Eigenlijk begon dit verhaal in 2015 al.
Ik deed mee aan een schrijfwedstrijd van een nieuw platform. Eenmaal ingezonden was het de bedoeling zoveel mogelijk stemmen te verzamelen voor je bijdrage. Om het makkelijk maar wel oh zo eerlijk te maken moesten de stemmers via allerlei omwegen ‘even’ een account aanmaken, waardoor ik zo ongeveer meteen alweer spijt had hieraan begonnen te zijn. Ja, alleen van dat stemmen verzamelen. Niet van mijn bijdrage. Die was gewoon goed. Niet de beste, dat wist ik ook wel. Maar toch zeker goed genoeg voor de shortlist. Wat ik ook wist: dat ik naar de prijsuitreiking zou. Op zich vreemd, aangezien ik reeds had besloten dat ik geen kans maakte op winnen en ik er voor naar Den Bosch moest afreizen.
Kots en kwaliteit
Máár ik vond iemand zo gek om mee te gaan (forever thanks to Sanne!) en dus sjeesden we op een donderdagavond in september richting het zuiden mét een opdracht: met de jury van gedachten wisselen over mijn bijdrage. Dat lukte: op een of andere manier bieden belevenissen waar kots in voorkomt altijd voldoende stof tot praten, zelfs met juryleden. Ik vroeg hen naar de kwaliteit van mijn tekst, zij vroegen mij hoe het inmiddels met mijn drankgebruik was gesteld. Het antwoord was tweemaal ‘goed’.
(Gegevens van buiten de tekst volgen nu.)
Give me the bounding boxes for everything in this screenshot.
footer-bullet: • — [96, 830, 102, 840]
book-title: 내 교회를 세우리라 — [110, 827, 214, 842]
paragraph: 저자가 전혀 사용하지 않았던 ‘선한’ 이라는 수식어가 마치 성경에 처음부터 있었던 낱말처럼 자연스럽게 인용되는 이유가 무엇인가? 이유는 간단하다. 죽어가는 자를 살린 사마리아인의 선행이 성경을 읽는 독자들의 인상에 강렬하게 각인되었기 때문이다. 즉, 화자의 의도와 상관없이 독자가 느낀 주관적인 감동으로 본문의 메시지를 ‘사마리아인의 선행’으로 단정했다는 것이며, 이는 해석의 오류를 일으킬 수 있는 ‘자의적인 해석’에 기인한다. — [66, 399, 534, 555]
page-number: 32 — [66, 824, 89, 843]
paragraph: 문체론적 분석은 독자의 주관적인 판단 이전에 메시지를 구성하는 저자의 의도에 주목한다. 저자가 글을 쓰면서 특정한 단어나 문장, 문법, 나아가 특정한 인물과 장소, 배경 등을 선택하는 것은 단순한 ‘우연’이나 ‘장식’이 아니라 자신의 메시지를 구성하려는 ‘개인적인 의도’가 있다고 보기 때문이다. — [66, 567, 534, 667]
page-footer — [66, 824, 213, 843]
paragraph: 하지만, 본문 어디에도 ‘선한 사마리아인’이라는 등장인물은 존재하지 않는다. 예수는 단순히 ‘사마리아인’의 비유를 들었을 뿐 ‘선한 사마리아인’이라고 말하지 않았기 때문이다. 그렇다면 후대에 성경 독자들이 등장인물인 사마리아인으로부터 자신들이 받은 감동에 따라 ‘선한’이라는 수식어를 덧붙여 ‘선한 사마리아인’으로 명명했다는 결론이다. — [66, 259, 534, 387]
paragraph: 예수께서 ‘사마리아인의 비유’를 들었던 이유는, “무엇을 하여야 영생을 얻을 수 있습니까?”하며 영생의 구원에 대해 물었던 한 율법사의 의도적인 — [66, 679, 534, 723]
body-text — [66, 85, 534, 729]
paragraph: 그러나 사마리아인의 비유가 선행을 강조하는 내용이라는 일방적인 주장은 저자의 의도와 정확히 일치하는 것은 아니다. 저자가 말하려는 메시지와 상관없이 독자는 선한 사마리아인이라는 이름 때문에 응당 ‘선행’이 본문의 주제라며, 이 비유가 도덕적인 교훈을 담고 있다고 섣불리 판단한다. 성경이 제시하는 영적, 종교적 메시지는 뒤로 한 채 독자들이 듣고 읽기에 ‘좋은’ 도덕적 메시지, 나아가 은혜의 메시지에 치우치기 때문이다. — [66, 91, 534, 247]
Lekker boeiend, I know. Maar ik ben natuurlijk niet op mijn achterhoofd gevallen, hè (één keer wel hoor trouwens. Dat had dan weer met dat drankgebruik te maken). Maanden gingen voorbij. Er gebeurde niets. Tot ik op een dag in februari besloot om een heel kort berichtje te sturen naar een van de juryleden met daarin in het heel kort een ideetje voor een boek – in werkelijkheid was het berichtje trouwens een flink bericht. Zijn reactie was wél gewoon kort (veel dank Jan Dijkgraaf!), maar zeer constructief en inclusief huiswerk (ik verklap niet wat voor huiswerk. Ga zelf maar een workshop doen bij Jan als je ook zo nodig een boek wilt).
Boekenbal
Nu is het zo dat ik mijn huiswerk altijd al het liefst zo lang mogelijk uitstelde. En aan dit huiswerk zat niet eens een deadline of sanctie vast. Dus ik deed heel lang niets. Tot ik op een vrijdagavond in juni ineens vlak voor sluitingstijd met mijn telefoon in de aanslag naar de boekwinkel rende (had iets met mijn huiswerk te maken. Ik verklap niet wat voor huiswerk. Ga zelf maar een workshop doen bij Jan als je ook zo nodig een boek wilt). Een uurtje later tikte ik een glaasje wijn (klinkt als weinig hè, zo. Ja, ja, vind ik ook) en drie A4-tjes weg bij wijze van voorstel. Met typfouten en al stuurde ik het zonder nalezen naar die ene uitgever, inclusief een voorwaarde: kaartjes voor het Boekenbal. Mijn inzending leek in niets op de voorbeelden die je voorbij ziet komen in artikelen als ‘Hoe kom ik van idee tot boek?’ en ‘Hoe vind ik een uitgever?’. Er zat niet eens een voorzet van een manuscript bij. Wel een brutale verwijzing naar drank en Connie Palmen. Het werkte (hint: het zal met een zekere kwaliteit te maken hebben. Toch wel).
Binnen twee weken zat ik bij een de MIJN uitgever aan tafel. Mag ik dat zo zeggen? Yes, dat mag ik. Dus nu werk ik aan mijn boek. Dat over een paar weken klaar moet zijn.
p.s. Heb ik weer: een uitgeverij die niet is aangesloten bij de organisatie van het Boekenbal. Kan ik alsnog op zoek naar iemand die me mee wil nemen.